Plan informatique pour tous
Quels souvenirs garde-t-il de Thomson ? "C’était une grosse usine, la plus importante de Moulins, employant un millier de personnes à l’époque. J’étais jeune ingénieur, j’ai appris l’industrialisation d’un produit. J’ai tout appris à Moulins, avec un patron à l’ancienne qui m’a donné ma chance. Et j’ai rencontré ma femme chez Thomson".Les premiers ordinateurs ont donc été produits sur les chaînes de l’usine de Moulins, qui a fermé en 1986. Les suivants ont été faits à Angers. 700.000 T07 ont été vendus, uniquement en France, car le T07 a été un échec à l’étranger (Allemagne, Angleterre, Italie) en raison de son orientation éducative.Cette orientation lui a permis d’être choisi pour le plan Informatique pour tous - lancé, en janvier 1985, par le Premier ministre Laurent Fabius, amenant 100.000 ordinateurs, la plupart de Thomson, dans les écoles - mais elle l’a freiné sur le marché européen, plus orienté jeux.
Le Thomson T07 a permis à toute une génération d'aborder la révolution informatique.
"Quand la politique s’en mêle, cela devient compliqué. Il y a eu des problèmes de logistique, de fabrication. Pourtant, le T07 a été une découverte fantastique. Toute une génération a ainsi mieux abordé la révolution informatique".
Revaloriser les métiers techniquesMichel Leduc est pessimiste quant à la capacité de la France à suivre l’évolution technologique. Il avait cofondé Axyn Robotique, qui a créé le premier robot français de téléprésence.
"Mais la robotique en France, c’est tabou. On dit que ça va supprimer des emplois. Pourtant, les autres, au Japon, en Corée, en Chine, le font au moment où l’on parle de réindustrialiser notre pays ! Nous avons dû fermer notre activité et les robots chinois nous envahissent".Il s’interroge : "Qu’est-ce qu’on donne à nos enfants pour leur permettre d’aborder les nouvelles ruptures technologiques ?
L’intelligence artificielle, la robotique, ce sont vraiment des challenges, c’est puissant, on ne pourra pas passer à côté.
Alors que les écoles d’ingénieurs se vident, un travail important est à faire pour revaloriser les métiers techniques. Un poste d’informaticien dans une banque, avec un salaire monstrueux, intéresse davantage qu’une start-up.
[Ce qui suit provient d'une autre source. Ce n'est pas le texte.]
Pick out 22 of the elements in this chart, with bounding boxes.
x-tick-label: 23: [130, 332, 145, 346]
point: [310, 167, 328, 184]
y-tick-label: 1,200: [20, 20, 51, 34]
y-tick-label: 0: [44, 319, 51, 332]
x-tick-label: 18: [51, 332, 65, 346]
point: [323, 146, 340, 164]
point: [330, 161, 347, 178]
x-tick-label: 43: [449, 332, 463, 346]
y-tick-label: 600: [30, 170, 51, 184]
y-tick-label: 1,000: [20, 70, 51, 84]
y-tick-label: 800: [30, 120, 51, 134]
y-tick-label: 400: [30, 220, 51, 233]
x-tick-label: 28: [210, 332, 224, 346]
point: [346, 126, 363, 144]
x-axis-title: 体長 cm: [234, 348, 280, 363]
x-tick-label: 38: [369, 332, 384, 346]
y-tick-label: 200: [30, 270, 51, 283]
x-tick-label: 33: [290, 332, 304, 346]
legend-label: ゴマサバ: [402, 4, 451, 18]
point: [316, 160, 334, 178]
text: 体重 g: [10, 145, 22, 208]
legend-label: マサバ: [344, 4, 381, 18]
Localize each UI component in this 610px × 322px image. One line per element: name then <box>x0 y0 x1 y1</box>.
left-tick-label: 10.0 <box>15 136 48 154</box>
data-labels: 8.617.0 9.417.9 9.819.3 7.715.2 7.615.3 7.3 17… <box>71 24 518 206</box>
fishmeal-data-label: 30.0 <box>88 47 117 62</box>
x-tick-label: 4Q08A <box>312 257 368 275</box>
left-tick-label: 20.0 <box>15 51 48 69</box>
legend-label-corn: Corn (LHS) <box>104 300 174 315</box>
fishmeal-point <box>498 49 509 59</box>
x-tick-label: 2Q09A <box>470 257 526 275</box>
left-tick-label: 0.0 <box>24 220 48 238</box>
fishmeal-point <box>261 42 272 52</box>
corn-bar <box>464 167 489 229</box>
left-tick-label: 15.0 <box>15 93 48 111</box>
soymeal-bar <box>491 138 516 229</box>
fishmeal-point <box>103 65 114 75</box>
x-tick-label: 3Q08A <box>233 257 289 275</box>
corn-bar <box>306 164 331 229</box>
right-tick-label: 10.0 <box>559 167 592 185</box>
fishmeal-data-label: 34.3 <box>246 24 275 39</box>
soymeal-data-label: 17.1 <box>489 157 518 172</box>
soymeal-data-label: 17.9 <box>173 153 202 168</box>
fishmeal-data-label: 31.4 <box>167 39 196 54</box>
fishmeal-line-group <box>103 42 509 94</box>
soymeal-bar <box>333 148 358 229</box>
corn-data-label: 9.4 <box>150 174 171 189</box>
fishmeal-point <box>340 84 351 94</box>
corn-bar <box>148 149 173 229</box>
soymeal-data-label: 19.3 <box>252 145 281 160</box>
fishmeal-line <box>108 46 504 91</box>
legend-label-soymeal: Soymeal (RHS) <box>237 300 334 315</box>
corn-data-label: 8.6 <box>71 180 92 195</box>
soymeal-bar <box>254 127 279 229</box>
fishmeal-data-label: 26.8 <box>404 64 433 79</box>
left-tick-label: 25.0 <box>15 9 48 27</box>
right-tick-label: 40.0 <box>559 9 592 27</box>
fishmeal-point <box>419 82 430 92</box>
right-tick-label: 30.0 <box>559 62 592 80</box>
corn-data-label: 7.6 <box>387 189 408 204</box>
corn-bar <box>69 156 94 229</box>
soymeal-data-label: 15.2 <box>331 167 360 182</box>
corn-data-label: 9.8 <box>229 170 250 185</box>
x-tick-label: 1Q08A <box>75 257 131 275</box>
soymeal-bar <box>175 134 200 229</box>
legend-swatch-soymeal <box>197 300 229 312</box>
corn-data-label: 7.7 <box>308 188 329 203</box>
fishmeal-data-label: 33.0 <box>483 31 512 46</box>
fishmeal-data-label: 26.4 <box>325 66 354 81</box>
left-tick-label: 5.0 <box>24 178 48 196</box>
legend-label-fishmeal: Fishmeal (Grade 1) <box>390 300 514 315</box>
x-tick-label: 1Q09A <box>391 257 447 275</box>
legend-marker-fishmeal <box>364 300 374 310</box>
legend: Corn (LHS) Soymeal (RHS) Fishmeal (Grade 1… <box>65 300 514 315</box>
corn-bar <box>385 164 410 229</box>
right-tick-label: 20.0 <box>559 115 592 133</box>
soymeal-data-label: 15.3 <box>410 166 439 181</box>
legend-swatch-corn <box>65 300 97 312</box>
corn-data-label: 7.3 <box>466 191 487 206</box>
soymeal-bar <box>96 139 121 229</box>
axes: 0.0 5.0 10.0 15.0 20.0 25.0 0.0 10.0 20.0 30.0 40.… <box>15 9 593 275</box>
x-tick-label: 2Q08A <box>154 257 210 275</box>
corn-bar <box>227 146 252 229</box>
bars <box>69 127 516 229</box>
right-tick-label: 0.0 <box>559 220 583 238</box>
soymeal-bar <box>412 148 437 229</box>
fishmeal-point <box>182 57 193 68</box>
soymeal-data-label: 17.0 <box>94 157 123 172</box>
On perd notre créativité".
L'auteur. Michel Leduc, 73 ans, maintenant installé près d’Aix-en-Provence, avait quitté Moulins pour Angers en 1983. En 1990, il a quitté Thomson, qui a stoppé son activité informatique en 1989. Il est administrateur de la Neowave, start-up Neowave qu’il a confondée en 2008, qui propose des solutions d’accès sécurisé aux réseaux et aux PC sans mot de passe à base de clés USB. Il contribue aussi à Trust Innov qui offre des solutions sécurisées pour l’identité numérique. Les autres start-up auxquelles il a participé, comme Axyn Robotique, n’existent plus. Pratique. 360 pages illustrées, 35 euros. Disponible dans la collection Lignes de vie chez L-Ecritoire (www.lecritoire.fr) en format papier et numérique. Une distribution en librairie est prévue. Un nouveau livre est en préparation, sur la carte à puce.